Suivez Nous

Regina Yaou : Un départ éclair, mais une histoire entière

Cyril Verb | | Litterature

La littérature africaine est sevrée de l’une de ses plus prolifiques auteurs. Regina Yaou est décédée le 04 novembre à l’âge de soixante-deux (62) ans au CHU de Cocody à Abidjan.

Vivifiée par une vingtaine d’œuvres publiées, Regina Yaou fait partie de ces personnes dont l’âme épouse la passion, pour refléter, un destin professionnel de prédestinée. Son histoire est assez symbolique. Regina fait ses premiers pas dans la littérature alors qu’elle n’est encore qu’une enfant. Elle écrit ses premiers textes entre 12 et 14 ans.

Arrivée au lycée technique de Cocody, elle n’abandonne pas ses amours de fillettes. Cette passion pour les lettres. Alors âgée de 22 ans, Regina est lauréate en 1977 d’un concours organisé par les Nouvelles éditions africaines avec sa nouvelle intitulée « Citadine », sa toute première parution.

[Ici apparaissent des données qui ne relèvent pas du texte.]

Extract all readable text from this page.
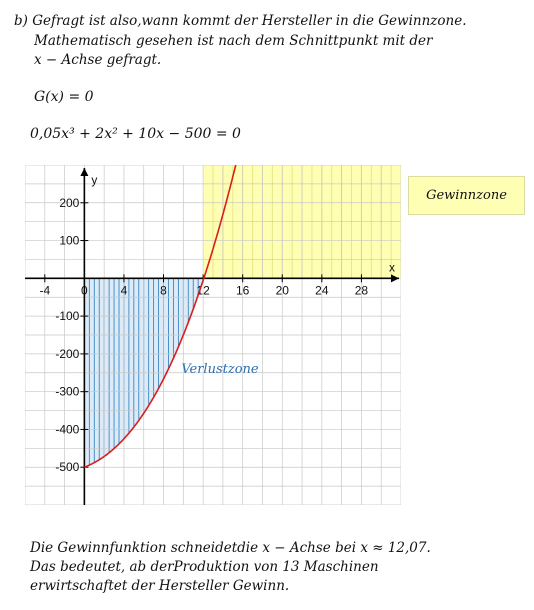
b) Gefragt ist also,wann kommt der Hersteller in die Gewinnzone.
Mathematisch gesehen ist nach dem Schnittpunkt mit der
x − Achse gefragt.
G(x) = 0
0,05x³ + 2x² + 10x − 500 = 0
-4	0	4	8 12 16 20 24 28
200
100
-100
-200
-300
-400
-500
x
y
Verlustzone
Gewinnzone
Die Gewinnfunktion schneidetdie x − Achse bei x ≈ 12,07.
Das bedeutet, ab derProduktion von 13 Maschinen
erwirtschaftet der Hersteller Gewinn.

Regina est pourtant depuis son enfance proche des réalités rurales et s’abreuve de la famille élargie africaine. Née le 10 Juillet 1955 à Dabou – village colonial historique sur le littoral Sud – et  élevée par sa tante, sage-femme qui lui inculque le goût de la lecture, Regina Yaou ne fait pas accoucher des dames. Cependant, elle enfante d’une diversité d’œuvres, allant de nouvelles aux thrillers en passant par les romans dont le premier, « Lezou Marie ou les écueils de la vie », est publié en 1982. Y mettant en évidence la jalousie, la trahison et son lot de souffrances vécues par son personnage principal, Lezou Marie, l’écrivaine décrie dans un style mêlant simplicité et beauté la condition de la femme de cette époque marquée par des traditions séculaires, qui font que certains pères ne se soucient pas de l’avenir d’une fille parce que promise au mariage.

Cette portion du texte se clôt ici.